As the last Soviet Secret Policemen were dying, Skorzeny re-assessed the situation, swore and lifted a hand.
‘Cease fire! Cease fire!’ he ordered.
Duhrn looked at him with astonishment. ‘Have you gone mad? They’re enemies of the Reich! They have killed some of our men!’
‘Shut up or they’ll kill them all!’ the Austrian hissed back, then raised his voice. ‘I am the apprentice of Chiun!’ he shouted in the basic Mandarin he had learnt through hypnotic means during his conditioning to become a Si-Fan assassin. ‘We wish to parley! Who commands?’
The assassins came to a sudden stop, standing like statues among the wreckage of battle.
‘I give the orders here,
Wěi dà Dé yì zhì*!’ one the Si-Fan answered, also in Mandarin.
‘You fight the allies of Fu Manchu. Why?’ Skorzeny asked, keeping things simple.
‘Fu Manchu has sent us to stop a great calamity from being done here’, the leader replied. ‘Our mission benefits your people. Do not try to stop us, or we will have to kill you too.’

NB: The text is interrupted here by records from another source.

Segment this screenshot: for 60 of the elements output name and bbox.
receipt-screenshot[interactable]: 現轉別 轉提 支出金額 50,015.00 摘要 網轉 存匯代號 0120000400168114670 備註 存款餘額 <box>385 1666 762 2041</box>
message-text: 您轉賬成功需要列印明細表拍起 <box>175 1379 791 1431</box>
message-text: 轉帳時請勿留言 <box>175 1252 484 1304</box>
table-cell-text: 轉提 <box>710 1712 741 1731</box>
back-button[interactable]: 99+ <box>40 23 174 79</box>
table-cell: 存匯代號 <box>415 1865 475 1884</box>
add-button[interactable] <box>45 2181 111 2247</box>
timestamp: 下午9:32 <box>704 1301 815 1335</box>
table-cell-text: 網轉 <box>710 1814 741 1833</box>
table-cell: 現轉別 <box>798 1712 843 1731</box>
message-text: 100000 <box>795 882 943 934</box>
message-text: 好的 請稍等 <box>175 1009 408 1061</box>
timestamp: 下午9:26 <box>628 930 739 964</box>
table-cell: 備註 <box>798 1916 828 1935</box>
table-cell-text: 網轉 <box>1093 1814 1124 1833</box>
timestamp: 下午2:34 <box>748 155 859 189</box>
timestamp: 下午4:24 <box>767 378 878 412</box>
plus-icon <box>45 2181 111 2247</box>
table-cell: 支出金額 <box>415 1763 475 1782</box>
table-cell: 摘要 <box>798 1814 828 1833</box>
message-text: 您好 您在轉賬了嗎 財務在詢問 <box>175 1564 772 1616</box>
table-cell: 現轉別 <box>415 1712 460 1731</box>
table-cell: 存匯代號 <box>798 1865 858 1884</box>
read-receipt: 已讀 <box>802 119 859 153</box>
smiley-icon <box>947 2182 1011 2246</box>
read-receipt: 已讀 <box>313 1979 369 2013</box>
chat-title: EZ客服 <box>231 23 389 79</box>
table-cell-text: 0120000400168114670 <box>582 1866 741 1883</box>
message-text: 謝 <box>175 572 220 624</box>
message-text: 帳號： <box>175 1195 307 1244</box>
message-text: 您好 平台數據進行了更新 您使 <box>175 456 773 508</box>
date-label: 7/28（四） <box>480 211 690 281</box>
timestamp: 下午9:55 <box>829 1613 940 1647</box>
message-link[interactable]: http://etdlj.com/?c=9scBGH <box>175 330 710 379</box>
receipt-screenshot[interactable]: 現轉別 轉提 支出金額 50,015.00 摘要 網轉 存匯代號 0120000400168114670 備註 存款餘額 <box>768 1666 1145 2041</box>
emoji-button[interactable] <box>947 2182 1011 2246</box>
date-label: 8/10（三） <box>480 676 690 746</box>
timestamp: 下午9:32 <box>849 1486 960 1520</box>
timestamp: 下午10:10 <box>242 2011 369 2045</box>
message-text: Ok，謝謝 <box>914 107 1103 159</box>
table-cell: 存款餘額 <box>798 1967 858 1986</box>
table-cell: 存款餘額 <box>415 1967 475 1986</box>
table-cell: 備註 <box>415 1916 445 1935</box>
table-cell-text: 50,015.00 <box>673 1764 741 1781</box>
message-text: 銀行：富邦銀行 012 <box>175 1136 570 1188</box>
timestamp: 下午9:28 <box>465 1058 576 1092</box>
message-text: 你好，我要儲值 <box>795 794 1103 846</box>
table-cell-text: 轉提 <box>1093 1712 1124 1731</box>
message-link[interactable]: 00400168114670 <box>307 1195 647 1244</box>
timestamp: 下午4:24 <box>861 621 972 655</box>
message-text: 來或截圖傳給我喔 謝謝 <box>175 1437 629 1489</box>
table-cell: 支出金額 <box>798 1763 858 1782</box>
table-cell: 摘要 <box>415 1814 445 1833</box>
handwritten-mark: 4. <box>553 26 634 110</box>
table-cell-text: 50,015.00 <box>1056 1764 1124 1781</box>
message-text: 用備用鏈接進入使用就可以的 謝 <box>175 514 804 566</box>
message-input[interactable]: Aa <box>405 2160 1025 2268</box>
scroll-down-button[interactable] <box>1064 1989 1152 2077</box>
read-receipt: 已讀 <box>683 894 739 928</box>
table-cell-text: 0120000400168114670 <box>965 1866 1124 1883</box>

Skorzeny arched an eyebrow and looked at Duhrn. ‘They have the same mission as we do! I’m tempted to just letting them be – it will save us losses and I almost pity the Russians. Look how they wiped this lot out!’
‘Absolutely not!’ Duhrn hissed, sending venomous looks at the Si-Fan. ‘There’s also the question of the... let’s say, ancient sources the Soviets have been using for this ritual of theirs. Would you like them in Pan-Asian hands any more than Russian ones?’
‘But if we fight, even if we win, we might well not be numerous enough to stop the “Commune of Chaos”!’ the Austrian objected. ‘Better we try to work together... we can’t risk a fight that might stop BOTH groups from preventing... well, whatever it is that we’re trying to prevent.’
Duhrn considered that for a few instants. ‘That does make some sense. All right, talk to them, see if we can put aside our differences... for a while.’
Skorzeny nodded and turned back to the Si-Fan. ‘Our mission is the same as yours. If we fight, both groups might be weakened enough that we cannot stop the calamity. I suggest we work together.’
The Si-Fan laughed, a bitter, humourless sound. ‘If we fight, YOU will be wiped out. WE will not be weakened in the least!’
Skorzeny bared his teeth in his trademark lopsided grin, dropped the MP-40 to hang from his shoulder in its strap, and drew the Rune Sword with a practiced flourish. ‘Come on then!’ he challenged, flowing into his favourite ward, the “Fool’s Guard”. The Brandenburgers, although ignorant of Mandarin understood the gesture well enough and readied MP-28s and hand grenades with a cacophony of metallic sounds.
Even Fu Manchu’s assassins couldn’t help feeling some hesitation faced with the barrels of so many automatic weapons.
‘Perhaps... there is some wisdom in your words,
Wěi dà Dé yì zhì. The mission comes first. Very well, let’s join our forces.’
Soon the two groups, walking in two paralel lines of men, moved deeper into the dark, dank crypts of Ivan the Terrible.